Combatieron así juntas: Florence profesó desde su infancia fervor hacia los spirituals negros. Marian fue la cantante de spirituals por antonomasia, de manera que Florence compuso e hizo arreglos para Marian y así triunfaron juntas.

Precisamente, los spirituals y la música tradicional negra es la sustancia de toda la música de Florence Price. Su estilo es elegante, sobrio, pleno de asombros. Escuchar sus sinfonías y el resto de su producción, es una sucesión de descubrimientos, y observamos con claridad cómo influyó en muchos autores de maneras insospechadas.

Un ejemplo: las danzas juba, antecedente del cake walk que retomó Debussy y también es matriz de movimientos musicales relevantes como el ragtime, están presentes en sus sinfonías y en buena parte de su música para piano.

El acontecimiento discográfico más relevante hasta el momento y que ha despertado curiosidad entre el público, es la grabación de sus sinfonías 1 y 3 a cargo del notable y joven compositor Yannick Nézet-Séguin, con la orquesta de la que es titular, la Philadelphia Orchestra. La cereza en el pastel: la disquera Deutsche Grammophon, considerada como la más importante en el ámbito clásico, es la responsable de este éxito discográfico.

Y así proliferan las grabaciones por el mundo, por ejemplo el Carr-Petrova Duo, integrado por Molly Carr en la viola y Ana Petrova al piano, lanzan la fascinante pieza de Florence Price titulada Elfetanz, como adelanto de su próximo disco, que saldrá el 3 de marzo, titulado Hers, que reúne composiciones de ocho compositoras en un recorrido desde el siglo XII, con Hildegard von Bingen, hasta la fecha, con Beyoncé. Las otras compositoras celebradas por este par de notables instrumentistas caracterizadas por la lucha social (dedican buena parte de su tiempo a la atención de refugiados), son Rebecca Clark, Amy Beach, Clara Schumann, Vivian Fung y Andrea Casarrubias.

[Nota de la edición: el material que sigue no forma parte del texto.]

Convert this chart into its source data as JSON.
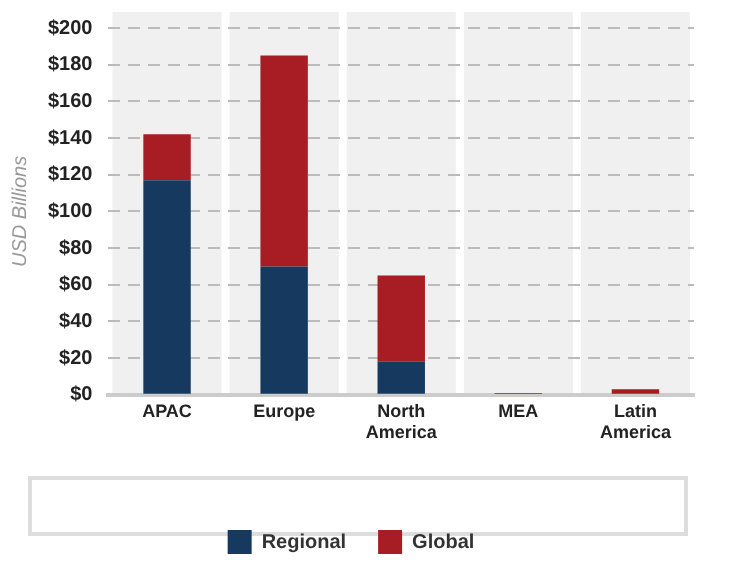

Entre los discos deliciosos de Florence Price, destaquemos otro de ellos: Wander-Thirst: The Coral Music of Florence Price, a cargo del University of Arkansas Schola Cantorum y que reúne cantos a la vida, a la naturaleza, tomando como eje el poema de Gerald Gould (1885-1936) que habla de la urgencia de viajar y de explorar cada rincón del orbe (beyond the sea in the East, there is sunrise and beyond the West there is the sea).

También figura el álbum Florence Price: Virtuoso and poet, con el organista Alan Morrison; el imprescindible Nearly Lost: Art Songs by Florence Price, con la soprano jamaiquina Christine Jobson, fundadora de Black Girls Sing Opera; también recomiendo el álbum Mississippi River, The Oak, Symphony No. 3, con la Women’s Philharmonic, y el disco Uncovered, Vol. 2, con el Catalyst Quartet, que reúne precisamente los cuartetos de Price, las Negro Folksongs in Counterpoint, y el fabuloso álbum Florence Price / Piano Music, con la pianista Kirsten Johnson.

Todo un mundo por recorrer, todo un universo sonoro por descubrir, toda una manera de mirar el mundo por mirar.